Israeli air strikes target Syria after Golan death
Israel says it has carried out air strikes on military targets in Syria.
The military said it had attacked nine targets in response to the killing of a 15-year-old boy in a strike in the occupied Golan Heights on the border between the two countries on Sunday.
The Syrian Foreign Ministry said the Israeli air strikes had killed four people and wounded nine others.
Israel called the boy’s death the most substantial incident in the Golan since the Syrian conflict began in 2011.
Two others, including the boy’s father, an Israeli defence contractor, were injured in Sunday’s blast, which struck their vehicle.
It is unclear whether Syrian rebels or government forces were behind the incident.
‘Everyone loved him’
Israeli military spokesman, Lt Col Peter Lerner, told the Associated Press news agency the attack from Syria was “clearly intentional” but it was unclear whether the blast in the area of Tel Hazeka near the Quneitra crossing was the result of mortar fire, a roadside bomb or shelling.
He described it as “an unprovoked act of aggression against Israel and a direct continuation to recent attacks that occurred in the area”.
The Israeli military said its air strikes targeted Syrian army positions, including a military headquarters, in response and that “direct hits were confirmed”.
The Syrian Foreign Ministry has condemned the Israeli air strikes, calling them a “flagrant violation” of its sovereignty.
In a statement, it said the strikes were a sign of the “direct and continuous support” that Israel is giving to rebels fighting against Syrian President Bashar al-Assad and urged the UN to condemn the attacks.
The Syrian Observatory for Human Rights had earlier said that at least 10 Syrian soldiers were killed during the Israeli raids.
The teenager killed in Sunday’s attack, an Arab Israeli, has been named as Mohammed Qaraqara.
“He was an excellent student; everyone loved him,” his cousin Salah Qaraqara told Reuters.
Israeli Prime Minister Benjamin Netanyahu said: “Our enemies don’t differentiate between Jews and non-Jews, adults and children.”
The Golan Heights, a rocky plateau in south-western Syria, was seized by Israel from Syria in the closing stages of the 1967 Middle East War.

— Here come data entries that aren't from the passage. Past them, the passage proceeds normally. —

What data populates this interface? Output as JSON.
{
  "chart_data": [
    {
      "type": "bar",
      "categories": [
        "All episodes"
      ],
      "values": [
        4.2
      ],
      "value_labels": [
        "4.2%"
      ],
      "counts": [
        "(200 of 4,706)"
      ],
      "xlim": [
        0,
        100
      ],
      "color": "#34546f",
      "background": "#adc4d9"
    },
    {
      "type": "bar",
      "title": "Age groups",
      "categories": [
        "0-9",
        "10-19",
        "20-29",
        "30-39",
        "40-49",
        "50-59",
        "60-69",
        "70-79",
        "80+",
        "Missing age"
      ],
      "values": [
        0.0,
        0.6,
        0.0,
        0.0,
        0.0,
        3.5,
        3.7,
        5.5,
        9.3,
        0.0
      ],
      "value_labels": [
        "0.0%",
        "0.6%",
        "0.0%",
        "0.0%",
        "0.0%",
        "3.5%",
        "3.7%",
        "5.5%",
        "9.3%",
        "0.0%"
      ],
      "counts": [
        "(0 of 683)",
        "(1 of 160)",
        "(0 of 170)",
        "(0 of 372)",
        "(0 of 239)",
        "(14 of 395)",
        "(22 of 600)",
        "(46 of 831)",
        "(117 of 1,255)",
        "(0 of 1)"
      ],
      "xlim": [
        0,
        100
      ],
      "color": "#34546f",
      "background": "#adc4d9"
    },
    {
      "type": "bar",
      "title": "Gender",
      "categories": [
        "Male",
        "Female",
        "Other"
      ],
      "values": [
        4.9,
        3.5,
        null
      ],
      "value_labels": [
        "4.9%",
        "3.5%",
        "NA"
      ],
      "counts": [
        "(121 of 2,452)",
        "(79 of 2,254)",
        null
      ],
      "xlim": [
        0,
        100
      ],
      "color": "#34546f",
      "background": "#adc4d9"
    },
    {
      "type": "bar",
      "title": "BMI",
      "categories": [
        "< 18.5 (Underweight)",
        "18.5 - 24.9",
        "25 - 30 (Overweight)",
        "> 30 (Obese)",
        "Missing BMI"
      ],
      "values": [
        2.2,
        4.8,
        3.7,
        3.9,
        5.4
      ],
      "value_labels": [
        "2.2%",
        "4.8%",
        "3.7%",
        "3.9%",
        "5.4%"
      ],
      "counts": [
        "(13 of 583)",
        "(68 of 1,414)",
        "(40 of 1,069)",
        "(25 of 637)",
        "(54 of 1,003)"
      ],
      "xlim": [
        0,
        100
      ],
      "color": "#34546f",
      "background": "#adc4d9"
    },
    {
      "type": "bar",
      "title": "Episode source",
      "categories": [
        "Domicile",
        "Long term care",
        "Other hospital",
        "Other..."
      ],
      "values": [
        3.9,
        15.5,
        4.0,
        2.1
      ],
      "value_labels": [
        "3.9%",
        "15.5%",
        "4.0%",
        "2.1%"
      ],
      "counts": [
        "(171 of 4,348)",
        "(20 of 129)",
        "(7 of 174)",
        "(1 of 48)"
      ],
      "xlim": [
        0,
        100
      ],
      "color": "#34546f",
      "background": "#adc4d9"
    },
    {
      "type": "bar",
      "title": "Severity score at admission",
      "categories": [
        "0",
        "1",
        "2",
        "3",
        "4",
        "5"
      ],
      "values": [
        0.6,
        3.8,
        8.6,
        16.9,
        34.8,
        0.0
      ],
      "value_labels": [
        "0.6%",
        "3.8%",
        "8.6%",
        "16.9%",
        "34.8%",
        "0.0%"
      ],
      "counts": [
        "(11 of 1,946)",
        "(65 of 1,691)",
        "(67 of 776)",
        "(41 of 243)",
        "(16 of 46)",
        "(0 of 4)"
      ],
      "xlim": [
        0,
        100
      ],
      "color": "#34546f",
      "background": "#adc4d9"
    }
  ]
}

The two countries remain technically in a state of war, and UN observers are deployed to monitor a 70km-long (45-mile) demilitarised zone.
Firing linked to the Syrian conflict occasionally reaches the Israeli side of the border fence – some unintentional, some said to be deliberate.
In March, Israel conducted air strikes against several Syrian military targets after a bombing that injured four of its soldiers in the Golan Heights.
Israel had accused the Syrian army of “aiding and abetting” the attack on a patrol near the ceasefire line.
Syria said one of its soldiers was killed in the Israeli military response.
Some of Israeli’s recent air strikes are believed to have prevented the transfer of stockpiles of rockets from the Syrian government to Hezbollah, the Lebanese Shia Islamist movement that supports President Bashar al-Assad.